To view all predefined transformation functions see ?transform_relations. The predefined functions follow the naming scheme <relation>_<transformation>. The functions dist_ are thus only meaningful fordistance type relations such as type="dist_sp" or type="dist_resist". Equivalently, walks_ for type="walks". The predefined functions are not exhaustive and just constitute the most common transformations. It is, however, straightforward to pass your own transformation function.

dist_integration <- function(x) {
    x <- 1 - (x - 1) / max(x)
}
D <- indirect_relations(g, type = "dist_sp", FUN = dist_integration)

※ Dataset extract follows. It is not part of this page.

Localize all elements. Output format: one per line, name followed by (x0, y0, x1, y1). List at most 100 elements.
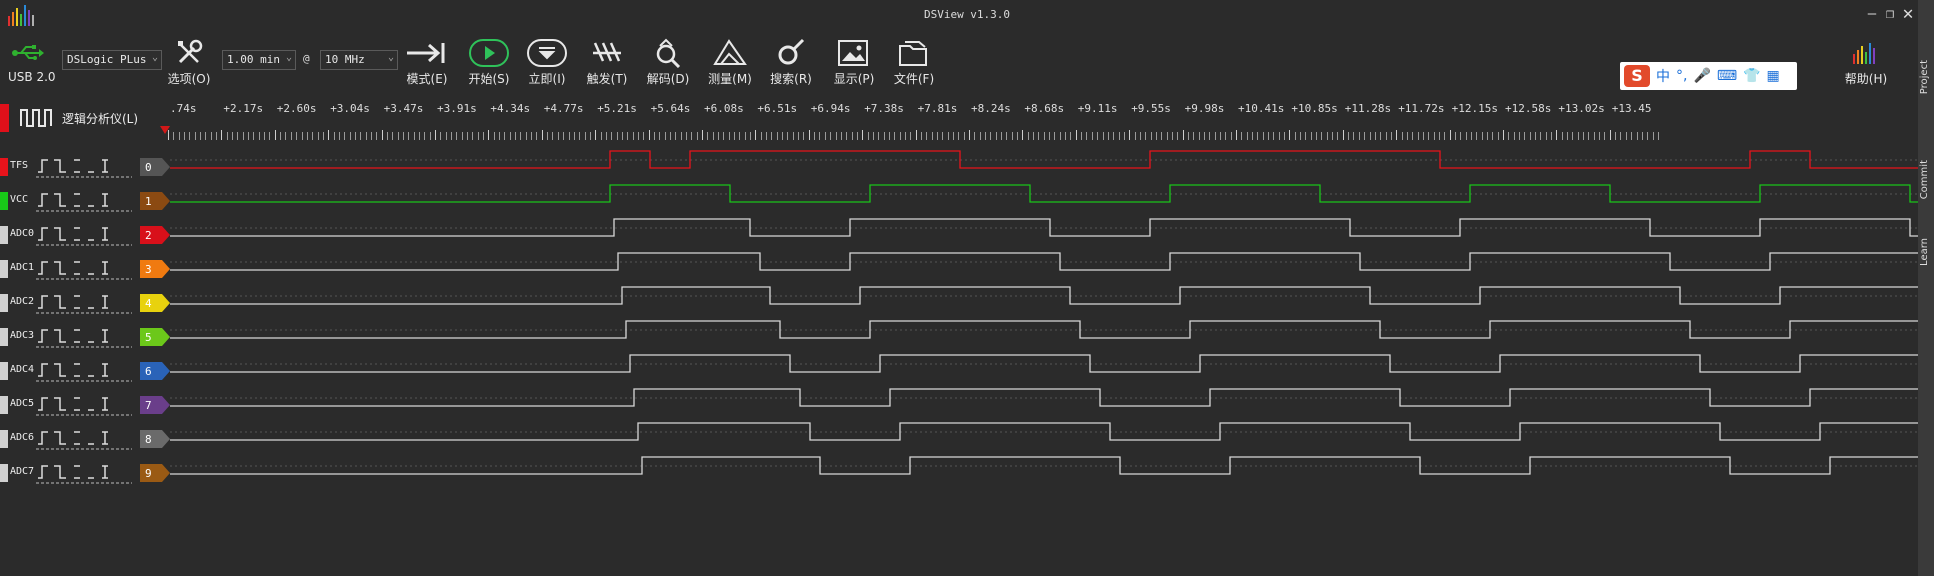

The function dist_integration() computes $$ \tau(x)_{ij}=1-\frac{dist(i,j)-1}{max_{i,j}\; dist(i,j)} $$ which is used in the centrality index integration defined by Valente and Foreman (1998)

The computed relations CAN be used to build centrality indices (e.g.Β with the provided Rstudio index_builder()), but also to derive partial rankings with positional_dominance(). Consult the respective vignette for help.